1Si la « grandeur » de la France réunit Jean Monnet et Charles de Gaulle, elle cristallise aussi leur opposition. Dans cette réponse de Jean Monnet à Charles de Gaulle sur la question de la « grandeur » de la France, on distingue en réalité le fond de l’opposition des deux hommes. Le premier voyait dans la « grandeur » de la France la gloire consubstantielle à un vieil État Nation, tandis que le second estimait que le devoir de la France était de se mettre au service de la construction d’une Europe unie, débarrassée des logiques de domination nationale, qui seule permettrait au Vieux continent de se relever. Leur vie durant, Jean Monnet et Charles de Gaulle n’ont cessé d’interagir, de se quereller et de coopérer au service de cette quête de réinvention de la France et de l’Europe, entre le désastre de 1940 qui les a réunis au sommet, jusqu’au décès du Général en 1970. Quel contraste entre le premier, ce militaire de haute stature et au verbe haut, Français le plus célèbre et le plus adulé, et le second, homme discret décrit comme un « Monsieur tout le monde4 » ; entre le patriote farouchement attaché à l’indépendance nationale, et le promoteur inlassable du redressement de la France par l’unité européenne et la coopération avec les Anglo-Saxons.
Des vies enchevêtrées
2Leur étude croisée s’impose car, appartenant à la même génération, Monnet est né en 1888 et de Gaulle en 1890, ils se sont souvent croisés au sommet à des moments dramatiques : à Londres lors de la défaite de 1940, au Comité français de Libération nationale à Alger en 1943-1944, à la naissance de la planification française en 1946, puis lors du lancement de la construction européenne entre 1950 et 1970. Entre affrontement et coopération, leurs relations témoignent de la destinée exceptionnelle de la France, celle que « la Providence [a] cré[é] pour des succès achevés ou des malheurs exemplaires » selon de Gaulle5, puissance mondiale défaite en un mois en 1940, restaurée comme pôle majeur de croissance, d’influence et d’organisation de l’Europe et du monde dans les années 1960.
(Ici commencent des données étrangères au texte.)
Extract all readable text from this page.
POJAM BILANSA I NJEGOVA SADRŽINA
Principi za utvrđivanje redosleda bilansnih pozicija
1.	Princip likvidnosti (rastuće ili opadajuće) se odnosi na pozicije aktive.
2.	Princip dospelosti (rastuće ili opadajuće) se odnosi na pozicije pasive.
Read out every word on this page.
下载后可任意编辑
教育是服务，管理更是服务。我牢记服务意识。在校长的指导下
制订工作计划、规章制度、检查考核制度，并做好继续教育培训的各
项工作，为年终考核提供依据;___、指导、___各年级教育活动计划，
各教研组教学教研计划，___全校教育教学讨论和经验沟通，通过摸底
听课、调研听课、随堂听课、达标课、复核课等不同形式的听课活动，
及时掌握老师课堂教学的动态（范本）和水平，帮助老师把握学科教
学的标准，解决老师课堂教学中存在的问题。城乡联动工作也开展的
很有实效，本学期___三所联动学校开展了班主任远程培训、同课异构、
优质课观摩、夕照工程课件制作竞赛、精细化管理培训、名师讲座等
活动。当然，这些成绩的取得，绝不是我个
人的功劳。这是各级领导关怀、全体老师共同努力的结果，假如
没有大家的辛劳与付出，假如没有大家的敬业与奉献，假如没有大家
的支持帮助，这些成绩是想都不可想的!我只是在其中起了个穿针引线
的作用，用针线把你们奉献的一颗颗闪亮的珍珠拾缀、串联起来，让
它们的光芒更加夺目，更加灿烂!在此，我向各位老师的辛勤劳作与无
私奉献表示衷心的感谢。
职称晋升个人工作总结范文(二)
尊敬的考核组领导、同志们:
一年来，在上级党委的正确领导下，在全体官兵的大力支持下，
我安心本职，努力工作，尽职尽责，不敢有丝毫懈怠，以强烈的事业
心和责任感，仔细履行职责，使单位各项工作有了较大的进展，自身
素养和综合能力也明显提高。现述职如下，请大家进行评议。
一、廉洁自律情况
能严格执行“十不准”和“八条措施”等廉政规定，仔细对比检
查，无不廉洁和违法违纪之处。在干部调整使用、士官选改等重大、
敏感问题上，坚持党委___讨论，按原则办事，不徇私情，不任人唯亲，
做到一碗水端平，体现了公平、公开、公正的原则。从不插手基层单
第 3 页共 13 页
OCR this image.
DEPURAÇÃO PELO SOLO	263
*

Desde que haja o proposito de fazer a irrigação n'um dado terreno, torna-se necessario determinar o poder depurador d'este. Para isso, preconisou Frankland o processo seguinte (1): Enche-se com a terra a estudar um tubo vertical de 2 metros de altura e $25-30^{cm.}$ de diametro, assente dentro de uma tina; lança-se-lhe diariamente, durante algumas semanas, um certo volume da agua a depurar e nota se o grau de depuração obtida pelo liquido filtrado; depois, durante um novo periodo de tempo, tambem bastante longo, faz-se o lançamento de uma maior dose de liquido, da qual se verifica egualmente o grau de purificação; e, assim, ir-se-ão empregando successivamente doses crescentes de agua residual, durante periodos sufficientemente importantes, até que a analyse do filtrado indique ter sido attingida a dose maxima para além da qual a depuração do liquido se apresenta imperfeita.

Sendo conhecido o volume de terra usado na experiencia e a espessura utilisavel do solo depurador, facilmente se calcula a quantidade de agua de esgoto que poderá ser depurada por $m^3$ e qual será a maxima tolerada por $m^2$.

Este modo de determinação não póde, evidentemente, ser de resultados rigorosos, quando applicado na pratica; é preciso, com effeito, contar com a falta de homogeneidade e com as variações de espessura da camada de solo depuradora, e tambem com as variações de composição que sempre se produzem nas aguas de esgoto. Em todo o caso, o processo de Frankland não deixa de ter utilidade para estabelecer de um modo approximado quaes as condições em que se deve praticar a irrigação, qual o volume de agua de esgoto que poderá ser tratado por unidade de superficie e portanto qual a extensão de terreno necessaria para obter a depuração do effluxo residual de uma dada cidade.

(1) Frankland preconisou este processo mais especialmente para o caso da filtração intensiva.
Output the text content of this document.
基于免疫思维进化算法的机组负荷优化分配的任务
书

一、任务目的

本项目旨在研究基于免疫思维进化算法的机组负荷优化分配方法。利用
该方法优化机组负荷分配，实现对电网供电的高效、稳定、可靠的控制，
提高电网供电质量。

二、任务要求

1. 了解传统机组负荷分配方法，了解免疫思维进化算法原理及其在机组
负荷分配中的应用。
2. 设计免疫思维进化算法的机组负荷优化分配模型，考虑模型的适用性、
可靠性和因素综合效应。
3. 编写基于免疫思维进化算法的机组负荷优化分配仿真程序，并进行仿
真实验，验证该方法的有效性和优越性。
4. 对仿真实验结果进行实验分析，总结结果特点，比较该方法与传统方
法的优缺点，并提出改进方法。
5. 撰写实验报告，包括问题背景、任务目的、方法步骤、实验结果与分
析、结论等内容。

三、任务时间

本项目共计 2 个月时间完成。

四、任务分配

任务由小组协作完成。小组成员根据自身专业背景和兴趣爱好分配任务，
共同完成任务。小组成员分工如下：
3D’un côté, Charles de Gaulle est un personnage célèbre, érigé au rang de mythe6. Dirigeant de la France de 1940 à 1946 puis de 1958 à 1969, il joua un rôle incomparable tant dans l’histoire de France que dans celle du monde contemporain, celui d’un prophète prométhéen, façonnant par la seule force du Verbe la France Libre à partir du 18 juin 1940, alors que le gouvernement de Vichy était reconnu par la plupart des capitales. De Gaulle passe ensuite à la postérité pour avoir rétabli la République dans un certain consensus national en 1945, « lui qui transféra une France encore tout imbibée de vichysme dans le camp des vainqueurs » selon Jean Lacouture7, évitant au pays l’humiliation de l’occupation alliée en 1944. Il récidiva en 1958 en conjurant le spectre de la guerre civile nourrie par la difficile décolonisation de l’Algérie. Enfin, il réinventa la France en puissance post-impériale dans les années 1960, volontiers critique de l’allié américain, proclamant le message de la libération des peuples de Phnom Penh à Québec. En résultent une notoriété incomparable, et surtout un très large consensus en France : dès 1990, plus de 80 % des Français exprimaient une opinion positive sur le personnage (seule l’extrême droite lui reprochait l’opposition à Vichy et à l’Algérie française8).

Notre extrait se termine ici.